While some countries see their email privacy regulations attacked or breached, offshore email services in European countries can generally offer stronger email privacy to both individuals and companies worldwide.
Here we have summarized the relevant regulations in the US and Norway.
Email Privacy Regulations in the US
The extent to which email privacy is respected and email is protected from unauthorized inspection depends greatly on the legislation in the country in question.
In the United States, there is no constitutional guarantee on email privacy or correspondence in general. The secrecy of correspondence is derived from the Fourth Amendment to the United States Constitution and an 1877 U.S. Supreme Court case.
However, like all rights that have been derived through litigation, this is subject to interpretations and is limited by the legal requirement of a “reasonable expectation of privacy” which may be either subjective (the opinion of the person in question) or objective (as recognized by society).
Email is also protected by the Electronic Communications Privacy Act of 1986 which was enacted to extend government restrictions to include transmissions of electronic data. The ECPA has been criticized because an agency doesn’t need judicial review in order to demand consumer data from service providers.
Furthermore, after 6 months, email messages lose their status as protected communication under the ECPA and become a regular database record. This means that just a subpoena instead of a warrant is required for a government agency to force email providers to produce a copy of a record.
Email Privacy in Norway
Some countries, especially in Europe, have a constitutional guarantee of secrecy of correspondence, wherein email is equated with letters and therefore protected from all types of screening and surveillance. In electronic communication, this principle protects not only the message contents but also the logs of when and from/to whom messages have been sent.
In Norway, freedom of expression and privacy of correspondence is governed by Article 100 and 102 of the Constitution and the implementation of the European Convention on Human Rights in the Norwegian Human Rights Act, especially Article 8: Right to respect for private and family life.
The Data Protection Authority was established January 1, 1980 and was among the first agencies in the world to facilitate the protection of individuals from violation of their right to privacy through processing of their personal data.
Central principles of the Norwegian data privacy regulations are:
- Personal data must only be collected by private entities when consent from the user has been obtained.
- Personal data must not be used for purposes inconsistent with the initial purpose of collection except with consent from the user.
- Personal data must not be stored longer than required by the purpose of collection.

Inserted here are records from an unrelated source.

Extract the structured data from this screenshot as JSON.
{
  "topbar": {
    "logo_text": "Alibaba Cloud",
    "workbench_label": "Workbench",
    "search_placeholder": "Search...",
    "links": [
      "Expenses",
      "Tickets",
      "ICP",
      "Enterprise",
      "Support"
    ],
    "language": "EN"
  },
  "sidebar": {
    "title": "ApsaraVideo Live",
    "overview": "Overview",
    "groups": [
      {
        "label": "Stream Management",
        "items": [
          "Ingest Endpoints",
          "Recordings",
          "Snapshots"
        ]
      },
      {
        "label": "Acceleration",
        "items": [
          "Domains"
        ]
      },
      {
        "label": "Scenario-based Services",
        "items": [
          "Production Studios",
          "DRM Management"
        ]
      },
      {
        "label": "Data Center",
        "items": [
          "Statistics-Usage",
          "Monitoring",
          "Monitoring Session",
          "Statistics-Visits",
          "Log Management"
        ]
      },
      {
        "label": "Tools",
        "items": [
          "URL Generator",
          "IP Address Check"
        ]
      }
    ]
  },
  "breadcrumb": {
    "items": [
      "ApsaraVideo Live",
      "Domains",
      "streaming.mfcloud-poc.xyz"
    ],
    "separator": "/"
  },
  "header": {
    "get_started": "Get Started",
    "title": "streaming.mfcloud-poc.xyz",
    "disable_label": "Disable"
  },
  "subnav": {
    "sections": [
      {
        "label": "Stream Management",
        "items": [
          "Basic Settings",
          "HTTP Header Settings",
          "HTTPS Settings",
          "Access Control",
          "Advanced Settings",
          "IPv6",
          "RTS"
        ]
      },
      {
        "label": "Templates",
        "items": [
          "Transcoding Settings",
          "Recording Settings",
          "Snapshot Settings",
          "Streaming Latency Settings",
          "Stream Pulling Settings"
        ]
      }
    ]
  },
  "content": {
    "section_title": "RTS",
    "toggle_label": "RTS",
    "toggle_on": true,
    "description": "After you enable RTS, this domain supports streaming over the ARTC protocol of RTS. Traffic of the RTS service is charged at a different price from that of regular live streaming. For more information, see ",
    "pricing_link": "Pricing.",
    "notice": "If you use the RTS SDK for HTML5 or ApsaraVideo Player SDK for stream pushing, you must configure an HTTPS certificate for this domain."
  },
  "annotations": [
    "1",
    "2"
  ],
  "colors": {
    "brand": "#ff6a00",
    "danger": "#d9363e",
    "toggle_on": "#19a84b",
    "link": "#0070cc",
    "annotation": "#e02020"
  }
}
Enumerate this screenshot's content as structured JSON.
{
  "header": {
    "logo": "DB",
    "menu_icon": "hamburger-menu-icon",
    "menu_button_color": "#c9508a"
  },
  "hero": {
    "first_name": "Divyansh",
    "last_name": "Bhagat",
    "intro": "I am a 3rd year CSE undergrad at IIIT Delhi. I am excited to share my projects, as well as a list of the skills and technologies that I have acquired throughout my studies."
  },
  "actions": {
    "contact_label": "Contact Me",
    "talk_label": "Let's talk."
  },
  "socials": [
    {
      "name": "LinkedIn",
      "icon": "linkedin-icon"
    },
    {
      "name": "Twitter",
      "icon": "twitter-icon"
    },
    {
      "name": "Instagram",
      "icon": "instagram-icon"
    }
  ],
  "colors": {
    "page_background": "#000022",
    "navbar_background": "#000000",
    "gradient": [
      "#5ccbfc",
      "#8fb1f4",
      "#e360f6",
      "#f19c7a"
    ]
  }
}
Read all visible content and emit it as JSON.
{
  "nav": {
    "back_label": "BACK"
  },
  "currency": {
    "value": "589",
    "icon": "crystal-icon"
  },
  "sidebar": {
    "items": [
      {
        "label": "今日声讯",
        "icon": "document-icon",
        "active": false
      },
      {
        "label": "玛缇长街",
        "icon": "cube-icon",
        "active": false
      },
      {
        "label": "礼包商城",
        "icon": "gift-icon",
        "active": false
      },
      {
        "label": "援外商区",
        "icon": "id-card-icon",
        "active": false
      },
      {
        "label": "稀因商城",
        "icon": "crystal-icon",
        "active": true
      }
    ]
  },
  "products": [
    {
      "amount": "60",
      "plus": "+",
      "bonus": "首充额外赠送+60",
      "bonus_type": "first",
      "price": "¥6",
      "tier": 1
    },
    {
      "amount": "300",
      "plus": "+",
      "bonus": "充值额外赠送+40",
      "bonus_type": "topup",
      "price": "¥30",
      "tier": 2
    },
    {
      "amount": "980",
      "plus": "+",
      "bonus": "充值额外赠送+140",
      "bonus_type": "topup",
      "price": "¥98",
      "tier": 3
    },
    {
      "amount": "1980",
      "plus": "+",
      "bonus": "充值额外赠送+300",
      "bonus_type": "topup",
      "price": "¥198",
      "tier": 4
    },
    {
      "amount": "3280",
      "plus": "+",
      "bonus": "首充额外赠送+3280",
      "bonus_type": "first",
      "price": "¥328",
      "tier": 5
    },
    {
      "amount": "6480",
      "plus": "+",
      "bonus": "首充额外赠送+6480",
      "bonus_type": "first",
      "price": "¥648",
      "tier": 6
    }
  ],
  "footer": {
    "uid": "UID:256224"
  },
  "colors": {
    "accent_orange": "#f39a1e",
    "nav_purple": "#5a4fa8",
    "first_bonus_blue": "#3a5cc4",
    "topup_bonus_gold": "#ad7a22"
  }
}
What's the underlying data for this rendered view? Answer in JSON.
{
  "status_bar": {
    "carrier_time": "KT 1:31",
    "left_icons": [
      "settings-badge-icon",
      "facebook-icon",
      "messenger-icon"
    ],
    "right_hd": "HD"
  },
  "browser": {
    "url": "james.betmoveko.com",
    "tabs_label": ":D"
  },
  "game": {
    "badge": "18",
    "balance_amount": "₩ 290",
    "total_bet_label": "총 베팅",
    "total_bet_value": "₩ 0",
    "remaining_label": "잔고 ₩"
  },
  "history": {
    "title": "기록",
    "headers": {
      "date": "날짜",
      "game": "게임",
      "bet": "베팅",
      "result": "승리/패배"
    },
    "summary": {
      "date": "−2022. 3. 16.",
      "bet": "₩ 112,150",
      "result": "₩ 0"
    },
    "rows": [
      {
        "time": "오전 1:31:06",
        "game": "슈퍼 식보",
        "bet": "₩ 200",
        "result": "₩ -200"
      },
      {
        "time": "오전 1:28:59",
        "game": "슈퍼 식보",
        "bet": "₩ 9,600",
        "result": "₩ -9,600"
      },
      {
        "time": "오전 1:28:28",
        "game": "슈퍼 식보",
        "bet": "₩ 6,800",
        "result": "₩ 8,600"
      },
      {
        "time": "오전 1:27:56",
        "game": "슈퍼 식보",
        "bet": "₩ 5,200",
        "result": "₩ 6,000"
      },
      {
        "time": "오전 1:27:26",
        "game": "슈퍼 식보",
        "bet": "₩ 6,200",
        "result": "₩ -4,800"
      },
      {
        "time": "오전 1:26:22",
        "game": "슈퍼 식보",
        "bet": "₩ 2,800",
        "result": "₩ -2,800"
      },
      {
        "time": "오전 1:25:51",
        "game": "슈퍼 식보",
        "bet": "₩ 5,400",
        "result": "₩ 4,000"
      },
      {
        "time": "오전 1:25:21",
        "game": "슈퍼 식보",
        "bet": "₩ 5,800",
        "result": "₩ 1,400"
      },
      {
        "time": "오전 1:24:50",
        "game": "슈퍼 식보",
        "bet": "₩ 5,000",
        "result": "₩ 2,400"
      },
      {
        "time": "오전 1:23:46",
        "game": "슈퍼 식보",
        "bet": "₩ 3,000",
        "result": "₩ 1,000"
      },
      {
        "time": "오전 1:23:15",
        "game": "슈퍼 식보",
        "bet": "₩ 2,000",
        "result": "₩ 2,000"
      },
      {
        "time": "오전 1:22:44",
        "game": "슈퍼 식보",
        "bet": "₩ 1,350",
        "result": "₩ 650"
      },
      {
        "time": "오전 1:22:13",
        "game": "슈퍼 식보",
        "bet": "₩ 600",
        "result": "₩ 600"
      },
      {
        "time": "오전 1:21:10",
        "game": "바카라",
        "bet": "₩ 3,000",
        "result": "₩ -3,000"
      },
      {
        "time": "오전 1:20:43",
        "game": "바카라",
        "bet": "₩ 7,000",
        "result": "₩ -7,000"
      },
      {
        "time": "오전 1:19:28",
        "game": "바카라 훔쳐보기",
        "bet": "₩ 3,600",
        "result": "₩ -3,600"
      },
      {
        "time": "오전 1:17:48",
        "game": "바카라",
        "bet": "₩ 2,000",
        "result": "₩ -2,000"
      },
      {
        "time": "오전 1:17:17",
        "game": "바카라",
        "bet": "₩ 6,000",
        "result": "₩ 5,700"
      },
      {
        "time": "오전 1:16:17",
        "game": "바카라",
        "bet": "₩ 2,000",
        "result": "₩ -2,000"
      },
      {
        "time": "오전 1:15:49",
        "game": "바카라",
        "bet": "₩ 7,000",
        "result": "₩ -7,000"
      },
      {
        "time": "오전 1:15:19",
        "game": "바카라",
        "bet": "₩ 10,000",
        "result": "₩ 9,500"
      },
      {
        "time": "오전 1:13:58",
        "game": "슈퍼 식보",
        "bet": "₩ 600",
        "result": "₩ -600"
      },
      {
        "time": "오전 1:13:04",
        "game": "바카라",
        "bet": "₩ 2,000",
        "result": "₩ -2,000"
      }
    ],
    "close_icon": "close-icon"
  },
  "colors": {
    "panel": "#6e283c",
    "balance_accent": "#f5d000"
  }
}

- Personal data must be kept confidential unless required by law or court order.
Finally, the coming Data Retention Directive will soon be implemented in Norway but will only regulate electronic infrastructure providers, which Runbox is not.
Runbox and Privacy Regulations
Because Runbox is not considered by the Norwegian Communications Authority to be an “electronic infrastructure provider”, Runbox is exempt from the Electronic Communications Act (currently only available in Norwegian). This means that Runbox will not be required to keep logs of traffic data for any specific time period, which will be required of electronic infrastructure providers who also provide email services in Norway and EU, when the Data Retention Directive is implemented in Norway.
Runbox is however required to adhere to the Personal Data Act and keep our customers’ personal data confidential. Furthermore, Runbox will not disclose personal data without a Norwegian court order.
Runbox has appointed a Data Protection Officer who is authorized by the Norwegian Data Protection Authority to ensure that all user data is processed according to their guidelines.